A direita diz seu nome
Rodrigo Toniol é colunista do Jornal de Toronto
Em uma pesquisa realizada no centro da maior metrópole brasileira, pesquisadores da Universidade de São Paulo perguntaram aos entrevistados quais eram suas posições com relação aos direitos humanos. As repostas, por mais que tenham variado, repetiam padrões como a reação de Geórgia, 40 anos, advogada, residente na Mooca: “E o pior de tudo é que houve uma inversão de valores. Quer dizer, o bandido, ele é muito mais importante do que o civil, do que o coitado do cidadão que trabalha. O bandido, hoje em dia, ele é endeusado, é um coitado que está expiando, pagando por alguma coisa que eventualmente não teria cometido, embora seja assassino, seja estuprador, seja o diabo”. Certamente uma resposta reconhecida por muitos em seu círculo familiar e de amizade. Diante de reações como essa tendemos a dissertar longamente sobre como a sociedade brasileira se transformou nos últimos anos, sobre a onda de conservadorismo, sobre como perdemos o fio de solidariedade que nos unia como nação e passamos a viver em um país dividido.

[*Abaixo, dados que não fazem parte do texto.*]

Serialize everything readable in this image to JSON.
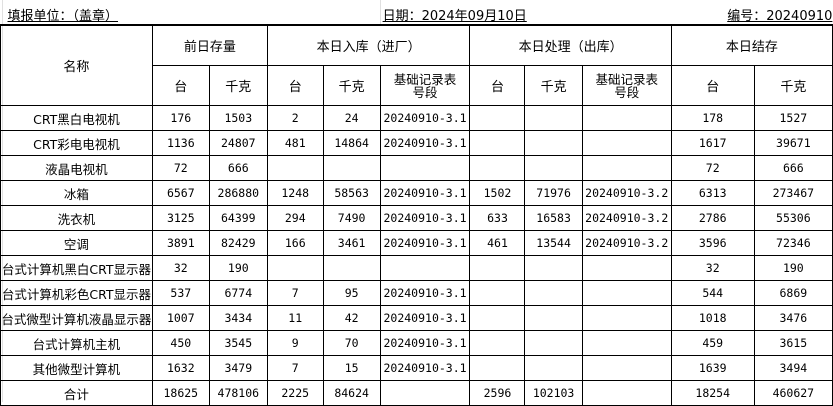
{
  "header": {
    "unit_label": "填报单位：（盖章）",
    "date_label": "日期：2024年09月10日",
    "number_label": "编号：20240910"
  },
  "columns": {
    "name": "名称",
    "groups": [
      "前日存量",
      "本日入库（进厂）",
      "本日处理（出库）",
      "本日结存"
    ],
    "units": [
      "台",
      "千克",
      "台",
      "千克",
      "基础记录表号段",
      "台",
      "千克",
      "基础记录表号段",
      "台",
      "千克"
    ]
  },
  "rows": [
    [
      "CRT黑白电视机",
      "176",
      "1503",
      "2",
      "24",
      "20240910-3.1",
      "",
      "",
      "",
      "178",
      "1527"
    ],
    [
      "CRT彩电电视机",
      "1136",
      "24807",
      "481",
      "14864",
      "20240910-3.1",
      "",
      "",
      "",
      "1617",
      "39671"
    ],
    [
      "液晶电视机",
      "72",
      "666",
      "",
      "",
      "",
      "",
      "",
      "",
      "72",
      "666"
    ],
    [
      "冰箱",
      "6567",
      "286880",
      "1248",
      "58563",
      "20240910-3.1",
      "1502",
      "71976",
      "20240910-3.2",
      "6313",
      "273467"
    ],
    [
      "洗衣机",
      "3125",
      "64399",
      "294",
      "7490",
      "20240910-3.1",
      "633",
      "16583",
      "20240910-3.2",
      "2786",
      "55306"
    ],
    [
      "空调",
      "3891",
      "82429",
      "166",
      "3461",
      "20240910-3.1",
      "461",
      "13544",
      "20240910-3.2",
      "3596",
      "72346"
    ],
    [
      "台式计算机黑白CRT显示器",
      "32",
      "190",
      "",
      "",
      "",
      "",
      "",
      "",
      "32",
      "190"
    ],
    [
      "台式计算机彩色CRT显示器",
      "537",
      "6774",
      "7",
      "95",
      "20240910-3.1",
      "",
      "",
      "",
      "544",
      "6869"
    ],
    [
      "台式微型计算机液晶显示器",
      "1007",
      "3434",
      "11",
      "42",
      "20240910-3.1",
      "",
      "",
      "",
      "1018",
      "3476"
    ],
    [
      "台式计算机主机",
      "450",
      "3545",
      "9",
      "70",
      "20240910-3.1",
      "",
      "",
      "",
      "459",
      "3615"
    ],
    [
      "其他微型计算机",
      "1632",
      "3479",
      "7",
      "15",
      "20240910-3.1",
      "",
      "",
      "",
      "1639",
      "3494"
    ],
    [
      "合计",
      "18625",
      "478106",
      "2225",
      "84624",
      "",
      "2596",
      "102103",
      "",
      "18254",
      "460627"
    ]
  ]
}
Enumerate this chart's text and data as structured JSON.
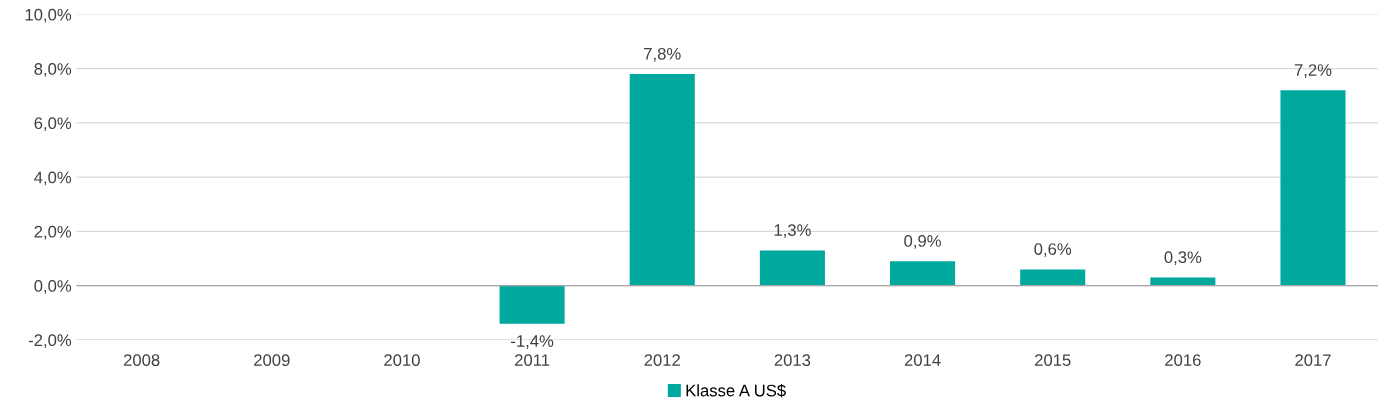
{
  "chart_data": {
    "type": "bar",
    "categories": [
      "2008",
      "2009",
      "2010",
      "2011",
      "2012",
      "2013",
      "2014",
      "2015",
      "2016",
      "2017"
    ],
    "series": [
      {
        "name": "Klasse A US$",
        "color": "#00a99d",
        "values": [
          null,
          null,
          null,
          -1.4,
          7.8,
          1.3,
          0.9,
          0.6,
          0.3,
          7.2
        ],
        "value_labels": [
          null,
          null,
          null,
          "-1,4%",
          "7,8%",
          "1,3%",
          "0,9%",
          "0,6%",
          "0,3%",
          "7,2%"
        ]
      }
    ],
    "ylim": [
      -2,
      10
    ],
    "yticks": [
      {
        "value": -2,
        "label": "-2,0%"
      },
      {
        "value": 0,
        "label": "0,0%"
      },
      {
        "value": 2,
        "label": "2,0%"
      },
      {
        "value": 4,
        "label": "4,0%"
      },
      {
        "value": 6,
        "label": "6,0%"
      },
      {
        "value": 8,
        "label": "8,0%"
      },
      {
        "value": 10,
        "label": "10,0%"
      }
    ],
    "grid": "y",
    "legend": "bottom"
  }
}
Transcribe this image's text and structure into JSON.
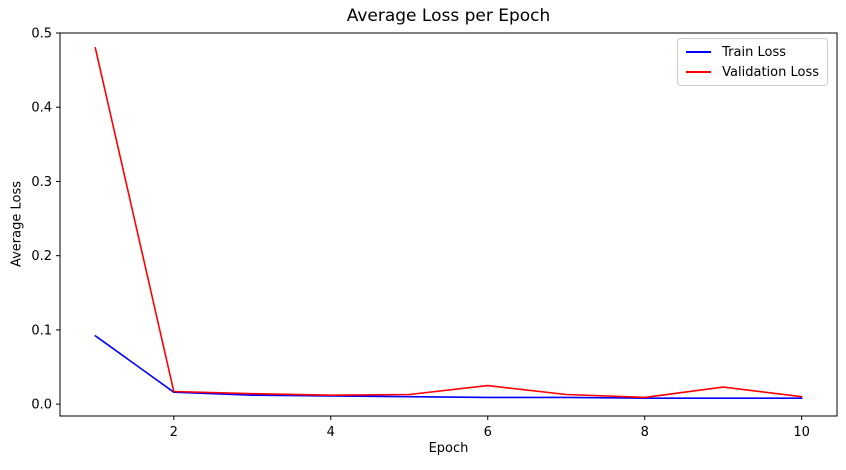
{
  "chart_data": {
    "type": "line",
    "title": "Average Loss per Epoch",
    "xlabel": "Epoch",
    "ylabel": "Average Loss",
    "x": [
      1,
      2,
      3,
      4,
      5,
      6,
      7,
      8,
      9,
      10
    ],
    "series": [
      {
        "name": "Train Loss",
        "color": "#0000ff",
        "values": [
          0.092,
          0.016,
          0.012,
          0.011,
          0.01,
          0.009,
          0.009,
          0.008,
          0.008,
          0.008
        ]
      },
      {
        "name": "Validation Loss",
        "color": "#ff0000",
        "values": [
          0.48,
          0.017,
          0.014,
          0.012,
          0.013,
          0.025,
          0.013,
          0.009,
          0.023,
          0.01
        ]
      }
    ],
    "xticks": [
      2,
      4,
      6,
      8,
      10
    ],
    "ytick_labels": [
      "0.0",
      "0.1",
      "0.2",
      "0.3",
      "0.4",
      "0.5"
    ],
    "ytick_values": [
      0.0,
      0.1,
      0.2,
      0.3,
      0.4,
      0.5
    ],
    "xlim": [
      0.55,
      10.45
    ],
    "ylim": [
      -0.016,
      0.5
    ],
    "grid": false,
    "legend_position": "upper right",
    "axis_color": "#000000"
  }
}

Ocorre que a pesquisa mencionada, coordenada pelo já falecido sociólogo Antônio Flávio Pierucci, foi realizada em 1986, portanto, há 33 anos. Seu objetivo era compreender o voto nas candidaturas de dois políticos conservadores que concorriam para ocupar a prefeitura de São Paulo: Jânio Quadros e Paulo Maluf.
A análise dos resultados está publicada em um texto intitulado “As bases da Nova Direita”. O texto nos coloca diante de um descompasso na análise atual da política brasileira: a “nova” onda conservadora que identificamos hoje fora notada por Pierucci há três décadas. Nesse caso, o que há de novo no “novo” conservadorismo brasileiro? As pautas daquele momento se confundem com as do atual: queriam mais efetivos policiais, punições mais severas para criminosos, ponderavam a relevância dos gastos públicos e, ao mesmo tempo que desejavam mais investimento em saúde e educação, eram anti-intelectuais.
Há pouco de novo nas marcas que conformam o que podemos reconhecer como eleitores de direita no Brasil. A novidade não está aí. A principal mudança está na auto-identificação desses eleitores. No fim dos anos de 1980, como nos diz Pierucci, a direita não dizia seu nome, era um problema identificar-se como tal. Mesmo Paulo Maluf e Jânio Quadros se apresentavam como candidatos do centro. Ao que parece, então, o que mudou foi a possibilidade de acionar a “direita” como identidade política. O termo deixou de ser acusação e passou a servir para auto-identificação. A novidade da nova Nova Direita, então, é a capacidade de nomear-se. Parece pouco, mas na política nomear é criar posições e, nesse caso, posições que alteram todo o jogo que se joga.